INTRANASAL INSULIN DECREASES AUTOPHAGIC AND APOPTOTIC DEATH OF NEURONS IN THE RAT HIPPOCAMPAL C1 REGION AND FRONTAL CORTEX UNDER FOREBRAIN ISCHEMIA–REPERFUSION

Abstract

The development of approaches to therapy of ischemic brain injuries requires a better insight into the mechanisms that regulate both apoptotic and autophagic death of neurons. Under a strong ischemic (or other pathological) exposure, neurons can die from the activation of both apoptosis and autophagy. This work was aimed to assess the contribution of autophagy and apoptosis activation to neuronal cell death in the hippocampal CA1 region and frontal cortex using the rat two-vessel occlusion/hypotension model of global forebrain ischemia with subsequent long-term reperfusion, as well as to study the ability of intranasal insulin to prevent autophagic and apoptotic death of neurons. The inhibitors of autophagy (3-methyladenine), apoptosis (Ac-DEVD-CHO), or phosphate buffer (for control) were administered to rats intracerebroventricularly before ischemia and reperfusion. To count viable neurons, brain sections were stained with a Nissl stain. During ischemia–reperfusion, the number of viable neurons in the hippocampal CA1 region decreased by 58.3 ± 1.5% of their count in sham-operated rats (control taken as 100%). The administration of autophagy or apoptosis inhibitors increased the number of viable neurons in the hippocampal CA1 region from 58.3 ± 1.5% to 90.4 ± 2.2% (p 0.001) and 71.6 ± 1.8% (p 0.001) vs. control, respectively. Intranasal insulin administration at a dose of 0.5 IU (before ischemia and at a daily basis for 7 days during reperfusion) normalized the number of viable neurons in the hippocampal CA1 region up to 100.2 ± 1.95% vs. control.
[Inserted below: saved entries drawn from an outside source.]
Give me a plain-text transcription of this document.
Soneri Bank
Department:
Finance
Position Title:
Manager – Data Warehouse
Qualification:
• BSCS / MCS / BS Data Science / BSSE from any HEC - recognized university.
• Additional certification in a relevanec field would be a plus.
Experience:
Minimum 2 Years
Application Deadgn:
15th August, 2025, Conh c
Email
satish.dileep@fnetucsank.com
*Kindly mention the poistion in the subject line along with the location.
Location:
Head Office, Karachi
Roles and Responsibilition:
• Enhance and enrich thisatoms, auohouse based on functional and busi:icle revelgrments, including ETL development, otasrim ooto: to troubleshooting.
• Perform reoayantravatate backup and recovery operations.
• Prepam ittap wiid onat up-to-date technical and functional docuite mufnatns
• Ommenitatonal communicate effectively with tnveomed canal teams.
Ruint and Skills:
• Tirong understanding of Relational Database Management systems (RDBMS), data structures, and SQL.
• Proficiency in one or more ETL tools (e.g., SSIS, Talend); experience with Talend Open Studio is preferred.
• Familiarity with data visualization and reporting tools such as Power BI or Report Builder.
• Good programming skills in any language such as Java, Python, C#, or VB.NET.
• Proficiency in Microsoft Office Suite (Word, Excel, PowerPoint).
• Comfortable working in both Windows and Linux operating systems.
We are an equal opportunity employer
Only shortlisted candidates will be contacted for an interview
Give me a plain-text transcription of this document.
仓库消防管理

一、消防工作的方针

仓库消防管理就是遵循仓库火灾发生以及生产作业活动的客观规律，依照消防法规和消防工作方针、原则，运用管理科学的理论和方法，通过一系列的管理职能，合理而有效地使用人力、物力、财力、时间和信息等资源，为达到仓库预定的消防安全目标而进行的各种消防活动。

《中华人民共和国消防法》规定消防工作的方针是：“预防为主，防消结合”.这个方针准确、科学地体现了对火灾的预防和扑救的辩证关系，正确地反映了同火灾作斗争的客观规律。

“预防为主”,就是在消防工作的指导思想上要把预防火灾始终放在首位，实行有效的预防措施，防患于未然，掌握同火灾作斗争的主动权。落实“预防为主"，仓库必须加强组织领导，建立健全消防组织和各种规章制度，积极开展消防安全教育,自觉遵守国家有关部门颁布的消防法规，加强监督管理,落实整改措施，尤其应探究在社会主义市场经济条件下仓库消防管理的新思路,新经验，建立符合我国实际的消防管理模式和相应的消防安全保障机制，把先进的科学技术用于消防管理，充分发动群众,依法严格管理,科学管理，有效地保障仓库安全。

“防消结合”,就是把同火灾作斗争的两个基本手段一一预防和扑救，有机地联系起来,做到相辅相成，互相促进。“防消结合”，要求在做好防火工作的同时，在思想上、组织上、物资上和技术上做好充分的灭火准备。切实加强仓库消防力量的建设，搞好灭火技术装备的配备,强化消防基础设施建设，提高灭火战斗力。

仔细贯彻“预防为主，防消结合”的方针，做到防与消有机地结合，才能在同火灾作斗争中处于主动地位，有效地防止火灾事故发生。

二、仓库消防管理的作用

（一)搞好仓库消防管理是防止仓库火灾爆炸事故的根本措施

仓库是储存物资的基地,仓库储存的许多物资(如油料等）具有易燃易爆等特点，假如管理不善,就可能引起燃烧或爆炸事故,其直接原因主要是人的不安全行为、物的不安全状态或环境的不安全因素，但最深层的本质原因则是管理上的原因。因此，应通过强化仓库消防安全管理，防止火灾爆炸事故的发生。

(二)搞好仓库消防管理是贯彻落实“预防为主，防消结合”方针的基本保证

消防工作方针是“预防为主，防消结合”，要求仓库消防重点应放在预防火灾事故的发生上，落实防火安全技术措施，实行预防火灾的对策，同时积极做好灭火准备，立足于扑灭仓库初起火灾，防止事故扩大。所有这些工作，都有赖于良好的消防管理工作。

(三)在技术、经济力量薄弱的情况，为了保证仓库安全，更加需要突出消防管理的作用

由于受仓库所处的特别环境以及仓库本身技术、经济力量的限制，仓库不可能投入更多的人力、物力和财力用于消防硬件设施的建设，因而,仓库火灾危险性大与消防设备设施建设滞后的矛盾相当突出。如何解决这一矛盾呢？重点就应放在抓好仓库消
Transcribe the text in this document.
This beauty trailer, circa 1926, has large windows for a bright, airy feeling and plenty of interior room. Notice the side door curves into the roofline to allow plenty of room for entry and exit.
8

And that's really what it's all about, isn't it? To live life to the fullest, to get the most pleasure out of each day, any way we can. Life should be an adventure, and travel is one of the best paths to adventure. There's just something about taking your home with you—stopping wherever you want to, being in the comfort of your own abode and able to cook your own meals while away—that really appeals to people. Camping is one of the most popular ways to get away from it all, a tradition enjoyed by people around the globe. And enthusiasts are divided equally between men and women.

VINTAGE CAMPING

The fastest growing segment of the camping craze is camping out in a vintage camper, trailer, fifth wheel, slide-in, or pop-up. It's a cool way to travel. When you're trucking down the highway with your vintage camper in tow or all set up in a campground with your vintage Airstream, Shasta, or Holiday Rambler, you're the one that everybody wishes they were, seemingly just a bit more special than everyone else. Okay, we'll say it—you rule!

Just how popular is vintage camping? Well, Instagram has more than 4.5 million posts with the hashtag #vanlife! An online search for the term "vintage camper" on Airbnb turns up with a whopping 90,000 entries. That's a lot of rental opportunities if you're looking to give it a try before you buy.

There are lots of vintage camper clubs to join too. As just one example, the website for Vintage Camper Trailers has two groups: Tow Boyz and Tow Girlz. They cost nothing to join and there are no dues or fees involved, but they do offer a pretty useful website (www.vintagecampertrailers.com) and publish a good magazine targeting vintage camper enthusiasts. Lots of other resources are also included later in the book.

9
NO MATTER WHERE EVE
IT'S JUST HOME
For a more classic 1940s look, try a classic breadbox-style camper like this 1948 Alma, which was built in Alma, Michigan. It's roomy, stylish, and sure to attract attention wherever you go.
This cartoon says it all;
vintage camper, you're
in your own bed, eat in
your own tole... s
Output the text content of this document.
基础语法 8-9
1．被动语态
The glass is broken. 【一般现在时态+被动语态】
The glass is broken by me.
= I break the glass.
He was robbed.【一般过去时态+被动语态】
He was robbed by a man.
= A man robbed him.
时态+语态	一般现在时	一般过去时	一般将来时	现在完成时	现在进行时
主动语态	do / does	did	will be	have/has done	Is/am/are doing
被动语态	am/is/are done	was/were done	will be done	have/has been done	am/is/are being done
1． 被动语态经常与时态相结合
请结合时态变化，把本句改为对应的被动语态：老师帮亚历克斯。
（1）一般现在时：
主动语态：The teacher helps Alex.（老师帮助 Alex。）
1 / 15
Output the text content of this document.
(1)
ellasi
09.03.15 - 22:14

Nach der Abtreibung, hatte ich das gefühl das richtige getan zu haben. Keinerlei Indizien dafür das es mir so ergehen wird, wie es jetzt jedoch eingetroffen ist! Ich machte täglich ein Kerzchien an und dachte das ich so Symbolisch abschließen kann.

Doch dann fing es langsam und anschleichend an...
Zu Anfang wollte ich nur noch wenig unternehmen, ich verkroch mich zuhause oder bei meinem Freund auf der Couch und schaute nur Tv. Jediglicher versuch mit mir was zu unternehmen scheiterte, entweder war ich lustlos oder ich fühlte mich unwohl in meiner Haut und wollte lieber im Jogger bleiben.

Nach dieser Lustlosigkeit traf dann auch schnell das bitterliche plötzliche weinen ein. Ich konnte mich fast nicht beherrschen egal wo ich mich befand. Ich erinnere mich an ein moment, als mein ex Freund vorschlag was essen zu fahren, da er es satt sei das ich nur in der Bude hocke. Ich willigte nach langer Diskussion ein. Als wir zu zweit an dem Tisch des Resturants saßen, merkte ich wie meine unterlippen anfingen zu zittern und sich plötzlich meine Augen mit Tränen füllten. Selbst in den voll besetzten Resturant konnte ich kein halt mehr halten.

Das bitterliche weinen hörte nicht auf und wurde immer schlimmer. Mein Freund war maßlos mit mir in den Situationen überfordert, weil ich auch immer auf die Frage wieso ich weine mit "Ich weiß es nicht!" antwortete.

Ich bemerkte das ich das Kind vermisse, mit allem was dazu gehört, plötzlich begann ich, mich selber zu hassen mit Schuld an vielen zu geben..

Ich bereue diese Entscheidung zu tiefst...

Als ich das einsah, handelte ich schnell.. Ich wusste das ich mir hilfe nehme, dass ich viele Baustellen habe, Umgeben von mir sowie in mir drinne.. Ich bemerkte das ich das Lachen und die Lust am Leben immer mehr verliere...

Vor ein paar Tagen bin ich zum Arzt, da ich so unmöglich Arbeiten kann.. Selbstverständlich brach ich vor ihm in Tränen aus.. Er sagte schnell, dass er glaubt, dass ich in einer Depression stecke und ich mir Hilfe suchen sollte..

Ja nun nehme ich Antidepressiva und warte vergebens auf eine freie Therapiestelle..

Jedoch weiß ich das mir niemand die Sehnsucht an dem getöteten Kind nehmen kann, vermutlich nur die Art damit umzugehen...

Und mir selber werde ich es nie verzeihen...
In the frontal cortex, the viability of neurons also decreased under ischemia–reperfusion, while the number of viable neurons increased after the administration of autophagy or apoptosis inhibitors, and even to a greater extent after intranasal insulin administration. The main difference was a lower sensitivity of cortical vs. hippocampal neurons to ischemia–reperfusion. These data indicate that intranasal insulin is able to decrease the death of brain neurons caused by the activation of autophagy and apoptosis due to ischemia–reperfusion.